JERUSALEM (news agencies) — The Israeli military said Sunday that it was establishing a new safe corridor to deliver aid into southern Gaza. But days later, this self-declared “tactical pause” has brought little relief to desperate Palestinians.
The United Nations and international aid organizations say a breakdown in law and order has made the aid route unusable.
With thousands of truckloads of aid piled up, groups of armed men are regularly blocking convoys, holding drivers at gunpoint and rifling through their cargo, according to a U.N. official who spoke on condition of anonymity because he was not authorized to brief the media on the issue.
The lawlessness is a major obstacle to aid distribution to southern and central Gaza — where an estimated 1.3 million Palestinians displaced from Rafah, or more than half of Gaza’s entire population, are now sheltering in tent camps and cramped apartments without adequate food, water, or medical supplies.
Here is a closer look at the security challenges facing the U.N. and aid organizations.
Israel said Sunday it would observe daily pauses in combat along a route stretching from Kerem Shalom — the strip’s only operational aid crossing in the south — to the nearby city of Khan Younis. Before the pause, aid organizations had reported that the need to coordinate trucks’ movement with the Israelis in an active combat zone was slowing aid distribution.

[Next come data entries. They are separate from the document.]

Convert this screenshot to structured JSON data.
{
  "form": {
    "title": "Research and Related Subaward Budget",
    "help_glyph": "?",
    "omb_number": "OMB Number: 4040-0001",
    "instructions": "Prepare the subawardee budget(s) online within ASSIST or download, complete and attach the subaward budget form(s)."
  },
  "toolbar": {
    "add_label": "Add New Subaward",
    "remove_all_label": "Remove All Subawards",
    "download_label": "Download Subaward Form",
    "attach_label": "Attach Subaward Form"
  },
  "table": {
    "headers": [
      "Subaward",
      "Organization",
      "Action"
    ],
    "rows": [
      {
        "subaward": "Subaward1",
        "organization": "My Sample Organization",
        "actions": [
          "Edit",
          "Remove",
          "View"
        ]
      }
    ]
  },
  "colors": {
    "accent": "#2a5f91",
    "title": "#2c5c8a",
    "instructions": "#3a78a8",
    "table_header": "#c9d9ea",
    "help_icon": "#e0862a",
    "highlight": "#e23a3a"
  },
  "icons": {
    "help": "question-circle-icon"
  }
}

The head of the U.N.’s World Food Program said Thursday that the pause has made “no difference at all” in aid distribution efforts. “We haven’t been able to get in,” said Cindy McCain in an interview with Al-Monitor. “We’ve had to reroute some of our trucks. They’ve been looted. As you know, we’ve been shot at and we’ve been rocketed.”
The U.N. official familiar with the aid effort said that there has been no sign of Israeli activity along the route. The U.N. tried to send a convoy of 60 trucks down the road Tuesday to pick up aid at Kerem Shalom. But 35 of the trucks were intercepted by armed men, the official said.
In recent days, the groups have moved closer to the crossing and set up roadblocks to halt trucks loaded with supplies, the U.N. official said. They have searched the pallets for smuggled cigarettes, a rare luxury in a territory where a single smoke can go for $25.
The surge in lawlessness is a result of growing desperation in Gaza and the power vacuum left by Hamas’s waning power over the territory, said Mkhaimar Abusada, an associate professor of political science at Al-Azhar University in Gaza who is now in Cairo.
With the enclave’s police force targeted by Israel, he said, crime has reemerged as an untreated issue in Gaza.
“After Hamas came to power, one of the things that they brought under their control was the lawlessness of the so-called big clans,” said Abusada. “Now, that’s left for the Palestinians on their own to deal with it. So once again, we are seeing shootings between families, there are thefts, all the bad things are happening.”
UNRWA, the U.N. agency for Palestinian refugees, used to deploy local Palestinian police to escort aid convoys, but many refused to continue serving after airstrikes killed at least eight police officers in Rafah, the agency said.
Israel says the police are legitimate targets because they are controlled by Hamas.
The situation has largely paralyzed aid distribution to the south — particularly since Gaza’s nearby Rafah crossing with Egypt was closed when Israel invaded the city early last month.
The U.N. official said that 25 trucks of flour used the route Tuesday. Some private commercial trucks also got through — many of which used armed security to deter groups seeking to seize their cargo. An news agencies reporter stationed along the road Monday saw at least eight trucks pass by, armed security guards riding on top.
Before Israel’s offensive into the city of Rafah, hundreds of fuel trucks routinely entered the area.
The U.N. has now begun rerouting some fuel trucks through northern Gaza. Farhan Haq, a U.N. spokesman, said five fuel trucks entered Gaza Wednesday. The U.N. humanitarian office reported that these were the first fuel deliveries since early June and supplies remain scarce.
Aid groups say only a ceasefire and a reopening of the Rafah crossing could significantly increase aid flow to the area.
The military body in charge of coordinating humanitarian aid efforts, COGAT, did not respond to multiple requests for comment.